Eine geradezu fürstliche Summe, die Becker wohl nie hätte aufbringen können. Denn sein beträchtliches Vermögen, das er im Prozess auf 25 Millionen aus Preisgeldern plus in etwa dem gleichen Betrag aus Werbe- und Sponsoring-Einnahmen beziffert hatte, war ihm wie Sand unter den Fingern zerronnen. Weshalb er sich nach seiner festen Niederlassung in London anno 2012 zur Finanzierung seines exzessiven Lebensstils zur Aufnahme von mit teils horrenden Zinsen behafteten Krediten bei Banken oder Privatpersonen gezwungen gesehen hatte. Erschwerend hinzu kamen seine Investitionen in fehlgeschlagene Projekte wie Autohäuser oder das Internetportal Sportgate, exquisite Immobilien, eine millionenschwere Scheidung von seiner ersten Frau Barbara oder die Begleichung seiner diversen Unterhaltsverpflichtungen. Bei all diesen Transaktionen schien ihm nach und nach der Überblick über seine tatsächliche finanzielle Lage total abhandengekommen zu sein.
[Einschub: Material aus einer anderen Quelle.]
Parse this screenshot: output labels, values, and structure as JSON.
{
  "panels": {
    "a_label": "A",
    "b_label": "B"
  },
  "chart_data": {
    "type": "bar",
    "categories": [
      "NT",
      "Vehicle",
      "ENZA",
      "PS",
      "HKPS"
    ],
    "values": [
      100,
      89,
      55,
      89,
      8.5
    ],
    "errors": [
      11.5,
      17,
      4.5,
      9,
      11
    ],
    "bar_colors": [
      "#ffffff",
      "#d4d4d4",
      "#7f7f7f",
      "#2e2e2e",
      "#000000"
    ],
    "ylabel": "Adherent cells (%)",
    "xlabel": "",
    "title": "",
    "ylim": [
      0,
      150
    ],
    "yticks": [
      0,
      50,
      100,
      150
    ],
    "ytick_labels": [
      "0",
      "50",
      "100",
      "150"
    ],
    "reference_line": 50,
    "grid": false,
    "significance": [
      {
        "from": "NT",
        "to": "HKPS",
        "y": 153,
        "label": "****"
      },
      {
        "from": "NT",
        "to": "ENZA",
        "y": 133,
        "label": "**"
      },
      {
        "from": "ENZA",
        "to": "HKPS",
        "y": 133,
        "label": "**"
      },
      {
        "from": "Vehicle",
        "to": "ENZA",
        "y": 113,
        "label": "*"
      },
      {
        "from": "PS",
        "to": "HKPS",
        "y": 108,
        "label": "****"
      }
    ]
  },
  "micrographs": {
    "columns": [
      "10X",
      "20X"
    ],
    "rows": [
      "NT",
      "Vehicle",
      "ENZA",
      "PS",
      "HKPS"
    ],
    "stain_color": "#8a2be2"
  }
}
Nach Verbüßung von gerade mal sieben Monaten der ursprünglich auf zweieinhalb Jahre angesetzten Haftstrafe ist Becker, der mit seinem Wimbledon-Sieg 1985 im Alter von 17 Jahren den Tennissport in Deutschland populär gemacht hatte, seit dem 15. Dezember 2022 wieder ein freier Mann. Mit der Auflage, bis zum Herbst 2024 nicht mehr britischen Boden betreten zu dürfen. Das Strafverfahren gegen ihn ist abgeschlossen. Somit wird er den Rest seiner Haftstrafe auch nicht mehr in Deutschland absitzen müssen, wohin er von den britischen Behörden frühzeitig im Rahmen eines Programms zur Entlastung der überfüllten englischen Gefängnisse abgeschoben worden war.
Das gegen ihn auf der Insel eingeleitete Insolvenzverfahren bleibt aber weiterhin in Kraft, bezieht sich auf sämtliche weltweiten Vermögenswerte Beckers und gilt auch für Deutschland. Es wird in den Worten des Ex-Tennisstars erst dann abgeschlossen sein, „wenn alles, was einmal mir gehörte, verkauft ist." Bei etwaigen künftigen Geschäften Beckers mit hiesigen Partnern muss zudem der britische Insolvenzverwalter eingeschaltet werden, sprich ein Teil des Geldes wird erst über London auf Beckers Konto landen. Wie hoch genau sein Anteil an künftigen Einnahmen sein wird, ist offiziell nicht bekannt. Becker selbst hat verlautbaren lassen, dass er in etwa mit der Hälfte rechnen könne. „Wahrscheinlich wurde eine entsprechende Vereinbarung mit dem Insolvenzverwalter getroffen, die ihn motivieren soll weiter zu arbeiten", so der Fachanwalt für Insolvenzrecht Hans Georg Fritsche aus Hannover gegenüber der „FAZ". Denn nur wenn Becker sich stark beruflich engagieren werde, könnten die Schuldner auf Geldzahlungen hoffen.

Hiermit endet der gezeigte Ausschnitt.